As a filmmaker, he began with 1994’s Bosna!, a searing indictment of mostly Serb-driven genocide in the “Yugoslav Wars,” and the West’s foot-dragging intervention. He then made a first (and so far last) venture into narrative cinema with the starry 1997 La jour et la nuit, a pretentious boondoggle of legendary proportions. Since then, he’s stuck to documentaries, none of which have gotten much exposure here. None, that is, until The Will to See, which one French observer aptly dubbed “Moi, BHL, Saveur du Monde!” (“Me, BHL, Savior of the World!”)
Gratitude is due Levy’s tireless calling of international attention to various ignored or forgotten wars around the globe, where people are slaughtered out of religious fanaticism or simple lust for power. In archival footage here, we see him in 1971 Bangladesh, 1980 Cambodia, Rwanda, Afghanistan, Sudan, Darfur, et al. In the present tense, this new film (co-directed with Marc Roussel) shows him touring combat zones, massacre sites, and refugee camps in Nigeria, Kurdistan, Ukraine, Somalia, Libya, and more. COVID won’t stop his crusade—indeed he seems annoyed by the pandemic, and is never seen wearing a mask.

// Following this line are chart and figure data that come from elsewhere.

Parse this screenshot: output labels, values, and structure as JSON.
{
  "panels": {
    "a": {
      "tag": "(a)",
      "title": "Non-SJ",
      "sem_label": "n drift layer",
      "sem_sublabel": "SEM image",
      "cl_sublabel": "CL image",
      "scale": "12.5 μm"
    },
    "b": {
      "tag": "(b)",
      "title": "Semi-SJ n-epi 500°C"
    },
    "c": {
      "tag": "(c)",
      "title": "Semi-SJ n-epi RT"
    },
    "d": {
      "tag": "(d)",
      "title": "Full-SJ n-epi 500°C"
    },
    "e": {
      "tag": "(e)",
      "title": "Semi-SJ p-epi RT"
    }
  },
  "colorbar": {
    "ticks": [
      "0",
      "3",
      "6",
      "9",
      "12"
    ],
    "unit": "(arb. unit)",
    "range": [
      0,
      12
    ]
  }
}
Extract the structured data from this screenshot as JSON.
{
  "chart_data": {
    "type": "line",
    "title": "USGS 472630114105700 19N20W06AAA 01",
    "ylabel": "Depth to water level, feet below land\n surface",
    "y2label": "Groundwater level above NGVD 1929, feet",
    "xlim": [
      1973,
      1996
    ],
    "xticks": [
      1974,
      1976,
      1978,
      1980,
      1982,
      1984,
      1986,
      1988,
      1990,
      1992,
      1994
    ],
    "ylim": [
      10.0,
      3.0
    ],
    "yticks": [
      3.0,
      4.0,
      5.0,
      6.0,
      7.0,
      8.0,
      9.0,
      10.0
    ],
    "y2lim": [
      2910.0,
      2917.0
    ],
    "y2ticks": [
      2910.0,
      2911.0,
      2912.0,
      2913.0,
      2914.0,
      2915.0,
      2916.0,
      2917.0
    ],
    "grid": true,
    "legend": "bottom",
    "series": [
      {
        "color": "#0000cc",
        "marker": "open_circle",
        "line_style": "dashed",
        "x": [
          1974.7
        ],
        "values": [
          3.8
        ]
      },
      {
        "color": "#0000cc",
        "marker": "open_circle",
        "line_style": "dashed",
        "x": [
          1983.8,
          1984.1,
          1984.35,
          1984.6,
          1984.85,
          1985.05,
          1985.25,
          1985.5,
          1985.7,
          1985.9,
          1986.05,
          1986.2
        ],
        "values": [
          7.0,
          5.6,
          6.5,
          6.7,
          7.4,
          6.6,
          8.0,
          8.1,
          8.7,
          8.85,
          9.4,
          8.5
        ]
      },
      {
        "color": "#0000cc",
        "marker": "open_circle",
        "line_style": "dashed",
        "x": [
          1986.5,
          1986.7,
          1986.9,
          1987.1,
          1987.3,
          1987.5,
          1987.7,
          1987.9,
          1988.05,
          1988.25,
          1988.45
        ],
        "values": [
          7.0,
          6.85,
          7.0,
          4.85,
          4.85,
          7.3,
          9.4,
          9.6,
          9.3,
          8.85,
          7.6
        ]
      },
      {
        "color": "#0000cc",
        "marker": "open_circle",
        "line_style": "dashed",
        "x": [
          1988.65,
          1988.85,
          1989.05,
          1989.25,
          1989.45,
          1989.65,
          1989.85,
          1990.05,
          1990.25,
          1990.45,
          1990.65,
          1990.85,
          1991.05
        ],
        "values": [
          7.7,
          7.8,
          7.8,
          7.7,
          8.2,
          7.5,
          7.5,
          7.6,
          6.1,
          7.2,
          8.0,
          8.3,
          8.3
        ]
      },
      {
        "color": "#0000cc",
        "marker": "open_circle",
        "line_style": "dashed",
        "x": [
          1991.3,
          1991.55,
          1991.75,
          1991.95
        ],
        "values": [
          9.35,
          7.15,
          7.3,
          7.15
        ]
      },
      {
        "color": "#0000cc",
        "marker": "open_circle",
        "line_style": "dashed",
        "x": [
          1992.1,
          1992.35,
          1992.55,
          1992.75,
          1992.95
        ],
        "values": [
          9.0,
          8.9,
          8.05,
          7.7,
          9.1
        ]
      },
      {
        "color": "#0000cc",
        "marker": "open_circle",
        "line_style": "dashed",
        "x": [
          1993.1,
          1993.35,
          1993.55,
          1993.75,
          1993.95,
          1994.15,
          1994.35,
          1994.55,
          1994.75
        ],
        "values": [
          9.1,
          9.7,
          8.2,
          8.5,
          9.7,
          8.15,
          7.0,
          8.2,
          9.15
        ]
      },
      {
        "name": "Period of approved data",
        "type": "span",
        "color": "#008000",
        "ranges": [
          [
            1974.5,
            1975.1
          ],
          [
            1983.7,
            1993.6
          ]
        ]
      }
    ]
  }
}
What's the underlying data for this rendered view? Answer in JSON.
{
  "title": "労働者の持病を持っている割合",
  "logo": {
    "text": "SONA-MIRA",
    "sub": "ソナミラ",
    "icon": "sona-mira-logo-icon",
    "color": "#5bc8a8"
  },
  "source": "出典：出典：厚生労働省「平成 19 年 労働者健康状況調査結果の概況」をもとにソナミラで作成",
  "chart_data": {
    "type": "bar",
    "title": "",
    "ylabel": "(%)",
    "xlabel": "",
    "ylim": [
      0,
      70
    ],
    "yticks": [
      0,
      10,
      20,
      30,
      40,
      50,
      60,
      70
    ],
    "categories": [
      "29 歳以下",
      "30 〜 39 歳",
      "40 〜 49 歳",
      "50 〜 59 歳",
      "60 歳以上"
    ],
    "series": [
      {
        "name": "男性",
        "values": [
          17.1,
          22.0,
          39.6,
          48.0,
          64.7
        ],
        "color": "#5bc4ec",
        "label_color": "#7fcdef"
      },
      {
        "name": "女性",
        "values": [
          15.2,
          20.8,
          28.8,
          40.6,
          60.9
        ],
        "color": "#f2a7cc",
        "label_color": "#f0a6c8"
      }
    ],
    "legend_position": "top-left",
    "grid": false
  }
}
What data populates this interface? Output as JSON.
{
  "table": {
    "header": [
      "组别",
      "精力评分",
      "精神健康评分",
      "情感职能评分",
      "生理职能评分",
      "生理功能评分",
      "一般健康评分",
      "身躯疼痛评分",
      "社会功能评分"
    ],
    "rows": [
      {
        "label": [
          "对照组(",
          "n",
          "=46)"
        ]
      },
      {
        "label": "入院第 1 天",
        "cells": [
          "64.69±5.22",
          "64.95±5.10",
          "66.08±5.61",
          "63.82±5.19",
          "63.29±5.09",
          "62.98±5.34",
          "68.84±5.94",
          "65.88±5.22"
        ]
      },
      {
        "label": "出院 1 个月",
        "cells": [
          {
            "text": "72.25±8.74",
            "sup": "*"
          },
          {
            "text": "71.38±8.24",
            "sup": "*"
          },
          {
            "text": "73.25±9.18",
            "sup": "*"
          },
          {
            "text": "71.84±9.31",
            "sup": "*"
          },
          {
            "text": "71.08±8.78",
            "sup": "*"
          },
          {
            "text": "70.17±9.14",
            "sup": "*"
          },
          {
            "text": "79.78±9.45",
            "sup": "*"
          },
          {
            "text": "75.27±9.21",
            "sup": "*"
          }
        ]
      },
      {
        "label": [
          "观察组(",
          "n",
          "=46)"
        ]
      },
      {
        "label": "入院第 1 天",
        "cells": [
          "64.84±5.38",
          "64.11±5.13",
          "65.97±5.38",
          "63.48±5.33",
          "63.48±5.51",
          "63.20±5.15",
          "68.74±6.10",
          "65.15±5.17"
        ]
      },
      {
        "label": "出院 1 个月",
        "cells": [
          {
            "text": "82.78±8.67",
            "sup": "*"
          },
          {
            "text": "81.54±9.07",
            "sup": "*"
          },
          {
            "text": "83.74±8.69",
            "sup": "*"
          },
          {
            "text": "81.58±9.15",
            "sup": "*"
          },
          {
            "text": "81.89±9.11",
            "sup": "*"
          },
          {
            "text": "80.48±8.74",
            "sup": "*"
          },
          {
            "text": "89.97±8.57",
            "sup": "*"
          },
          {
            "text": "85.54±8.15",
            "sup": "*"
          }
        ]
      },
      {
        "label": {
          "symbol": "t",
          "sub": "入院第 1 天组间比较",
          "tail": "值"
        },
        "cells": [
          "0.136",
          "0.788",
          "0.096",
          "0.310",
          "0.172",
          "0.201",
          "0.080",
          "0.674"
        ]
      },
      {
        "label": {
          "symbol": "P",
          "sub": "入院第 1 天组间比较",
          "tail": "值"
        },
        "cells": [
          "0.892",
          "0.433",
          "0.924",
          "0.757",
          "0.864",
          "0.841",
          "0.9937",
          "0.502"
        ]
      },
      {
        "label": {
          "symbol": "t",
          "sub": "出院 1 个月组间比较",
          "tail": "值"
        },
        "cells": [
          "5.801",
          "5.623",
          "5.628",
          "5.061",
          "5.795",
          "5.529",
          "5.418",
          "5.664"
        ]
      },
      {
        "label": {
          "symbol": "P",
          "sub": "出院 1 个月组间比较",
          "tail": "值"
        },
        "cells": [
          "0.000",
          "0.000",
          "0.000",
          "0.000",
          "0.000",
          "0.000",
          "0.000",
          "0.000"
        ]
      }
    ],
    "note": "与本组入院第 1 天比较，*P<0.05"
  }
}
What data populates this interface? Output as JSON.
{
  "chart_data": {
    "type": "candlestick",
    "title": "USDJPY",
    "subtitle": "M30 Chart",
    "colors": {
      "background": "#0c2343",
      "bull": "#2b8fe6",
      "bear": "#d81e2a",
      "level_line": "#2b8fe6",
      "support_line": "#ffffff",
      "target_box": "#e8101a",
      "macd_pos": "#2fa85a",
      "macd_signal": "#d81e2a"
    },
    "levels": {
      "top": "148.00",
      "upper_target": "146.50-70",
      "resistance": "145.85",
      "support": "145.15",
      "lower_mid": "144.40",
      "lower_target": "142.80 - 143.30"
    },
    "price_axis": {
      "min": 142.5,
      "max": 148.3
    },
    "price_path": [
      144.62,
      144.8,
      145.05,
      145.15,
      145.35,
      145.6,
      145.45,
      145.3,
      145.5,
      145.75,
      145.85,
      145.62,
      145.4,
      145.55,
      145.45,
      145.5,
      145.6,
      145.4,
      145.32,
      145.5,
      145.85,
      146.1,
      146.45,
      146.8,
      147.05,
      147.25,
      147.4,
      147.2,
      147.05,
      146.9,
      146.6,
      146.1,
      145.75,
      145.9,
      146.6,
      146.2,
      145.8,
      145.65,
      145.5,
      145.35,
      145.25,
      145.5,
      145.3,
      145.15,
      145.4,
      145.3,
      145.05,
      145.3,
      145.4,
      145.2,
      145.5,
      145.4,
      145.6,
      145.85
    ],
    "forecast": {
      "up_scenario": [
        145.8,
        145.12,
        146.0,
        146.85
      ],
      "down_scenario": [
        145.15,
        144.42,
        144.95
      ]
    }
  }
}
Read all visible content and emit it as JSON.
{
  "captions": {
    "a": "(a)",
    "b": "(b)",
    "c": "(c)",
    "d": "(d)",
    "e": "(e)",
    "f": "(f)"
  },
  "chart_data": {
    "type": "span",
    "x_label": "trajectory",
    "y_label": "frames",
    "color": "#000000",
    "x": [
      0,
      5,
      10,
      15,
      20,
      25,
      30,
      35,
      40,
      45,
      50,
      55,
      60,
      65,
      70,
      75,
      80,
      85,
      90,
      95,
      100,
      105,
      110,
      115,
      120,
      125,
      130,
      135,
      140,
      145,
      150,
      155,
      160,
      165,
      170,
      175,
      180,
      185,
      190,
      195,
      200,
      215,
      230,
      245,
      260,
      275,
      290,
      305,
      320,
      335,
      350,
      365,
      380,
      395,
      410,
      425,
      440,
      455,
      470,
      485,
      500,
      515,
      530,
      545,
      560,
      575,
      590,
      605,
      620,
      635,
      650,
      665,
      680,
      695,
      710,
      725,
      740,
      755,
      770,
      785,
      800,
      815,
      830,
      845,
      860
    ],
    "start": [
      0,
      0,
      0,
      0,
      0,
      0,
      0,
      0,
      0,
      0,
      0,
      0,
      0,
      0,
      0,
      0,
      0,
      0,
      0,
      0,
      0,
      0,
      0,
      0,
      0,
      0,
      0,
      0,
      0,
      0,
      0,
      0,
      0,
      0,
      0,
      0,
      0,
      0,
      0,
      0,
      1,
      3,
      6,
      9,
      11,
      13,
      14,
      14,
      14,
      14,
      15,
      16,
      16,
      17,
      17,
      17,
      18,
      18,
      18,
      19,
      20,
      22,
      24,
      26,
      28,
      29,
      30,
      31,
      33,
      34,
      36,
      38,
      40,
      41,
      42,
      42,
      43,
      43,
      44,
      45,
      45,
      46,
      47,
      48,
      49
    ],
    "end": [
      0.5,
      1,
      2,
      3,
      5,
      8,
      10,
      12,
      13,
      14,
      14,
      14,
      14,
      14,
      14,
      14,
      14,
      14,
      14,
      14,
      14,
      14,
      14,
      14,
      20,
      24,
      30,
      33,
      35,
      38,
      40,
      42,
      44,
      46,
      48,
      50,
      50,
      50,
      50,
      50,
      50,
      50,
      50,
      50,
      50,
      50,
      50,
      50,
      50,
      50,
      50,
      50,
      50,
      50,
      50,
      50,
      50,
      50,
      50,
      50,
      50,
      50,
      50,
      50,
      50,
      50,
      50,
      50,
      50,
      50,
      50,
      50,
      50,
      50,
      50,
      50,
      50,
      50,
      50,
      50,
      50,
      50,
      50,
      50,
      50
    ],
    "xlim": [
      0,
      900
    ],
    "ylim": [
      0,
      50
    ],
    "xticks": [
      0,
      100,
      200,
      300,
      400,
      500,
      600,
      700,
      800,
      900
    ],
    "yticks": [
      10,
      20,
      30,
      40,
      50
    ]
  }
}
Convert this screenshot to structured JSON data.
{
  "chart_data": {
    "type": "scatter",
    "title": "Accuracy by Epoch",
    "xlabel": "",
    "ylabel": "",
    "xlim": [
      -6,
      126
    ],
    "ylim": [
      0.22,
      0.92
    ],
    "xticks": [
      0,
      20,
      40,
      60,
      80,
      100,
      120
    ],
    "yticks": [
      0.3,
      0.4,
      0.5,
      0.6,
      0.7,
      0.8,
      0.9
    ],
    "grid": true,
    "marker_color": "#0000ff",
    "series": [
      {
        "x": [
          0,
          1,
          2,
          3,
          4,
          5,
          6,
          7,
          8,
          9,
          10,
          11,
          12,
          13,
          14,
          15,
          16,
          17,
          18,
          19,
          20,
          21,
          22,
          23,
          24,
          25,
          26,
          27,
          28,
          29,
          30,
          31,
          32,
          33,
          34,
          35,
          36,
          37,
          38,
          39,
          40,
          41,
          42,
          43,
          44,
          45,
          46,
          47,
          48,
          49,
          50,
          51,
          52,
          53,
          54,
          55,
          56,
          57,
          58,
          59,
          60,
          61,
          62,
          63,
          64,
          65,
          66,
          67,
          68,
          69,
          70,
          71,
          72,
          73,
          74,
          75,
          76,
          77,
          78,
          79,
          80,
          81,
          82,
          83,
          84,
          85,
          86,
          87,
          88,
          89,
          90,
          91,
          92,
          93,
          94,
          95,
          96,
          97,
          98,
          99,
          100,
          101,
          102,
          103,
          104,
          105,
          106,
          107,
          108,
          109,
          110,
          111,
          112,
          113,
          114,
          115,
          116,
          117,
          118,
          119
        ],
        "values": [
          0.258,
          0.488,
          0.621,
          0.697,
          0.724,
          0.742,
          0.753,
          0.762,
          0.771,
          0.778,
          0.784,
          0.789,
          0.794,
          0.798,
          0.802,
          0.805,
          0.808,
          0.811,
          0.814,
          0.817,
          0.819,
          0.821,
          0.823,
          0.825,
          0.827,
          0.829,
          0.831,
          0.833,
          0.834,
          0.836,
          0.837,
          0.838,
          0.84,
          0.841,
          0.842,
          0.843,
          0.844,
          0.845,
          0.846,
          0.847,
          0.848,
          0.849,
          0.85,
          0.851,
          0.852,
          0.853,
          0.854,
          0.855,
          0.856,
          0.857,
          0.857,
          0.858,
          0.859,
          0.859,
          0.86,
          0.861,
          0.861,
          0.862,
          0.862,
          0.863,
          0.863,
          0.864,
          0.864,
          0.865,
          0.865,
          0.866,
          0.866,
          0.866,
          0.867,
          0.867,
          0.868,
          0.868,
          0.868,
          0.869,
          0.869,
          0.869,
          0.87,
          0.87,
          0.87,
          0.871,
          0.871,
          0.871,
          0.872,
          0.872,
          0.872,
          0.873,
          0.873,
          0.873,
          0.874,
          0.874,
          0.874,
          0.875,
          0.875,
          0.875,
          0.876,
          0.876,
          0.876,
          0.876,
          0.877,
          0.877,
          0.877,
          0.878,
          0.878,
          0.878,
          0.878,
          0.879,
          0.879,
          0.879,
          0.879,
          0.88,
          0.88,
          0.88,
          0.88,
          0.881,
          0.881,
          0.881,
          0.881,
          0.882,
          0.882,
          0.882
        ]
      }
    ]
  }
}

It adds up to what Levy describes in his incessant voiceover narration as “My tour of the world’s forgotten wars, which resembles a descent into Hell.” This ought to be sobering and chastening; one can hardly help but be moved by the victims filmed. But The Will to See eventually collapses under the weight of a colossus: Levy’s ego. The entire film becomes about him, resembling a giant testimonial dinner. He’s in nearly every shot, sometimes ludicrously so (shown rappelling a cliff-face alongside soldiers at age 73, etc.), forever hugging resistance leaders and rescued villagers, as if he were the one/only advocate for peace in a world of chaos.
Almost no one else gets to speak, and when they do, it’s only in conversation with our perpetually on-screen “star.” How much actual pull he has to problem-solve in diplomatic or other circles goes unaddressed. (The one time the UN is mentioned, it’s suggested he is doing their work for them.) But in any case, the endless, oblivious self-regard dominating this checklist of global injustices becomes truly embarrassing after a while. It’s one thing to be on a crusade; it’s another to appoint yourself Messiah, and make a film that’s like your own congratulatory ticker-tape parade. The Will To See opens at Opera Plaza Fri/29, BHL himself will be at Opera Plaza for a post-screening Q&A on Sun/1.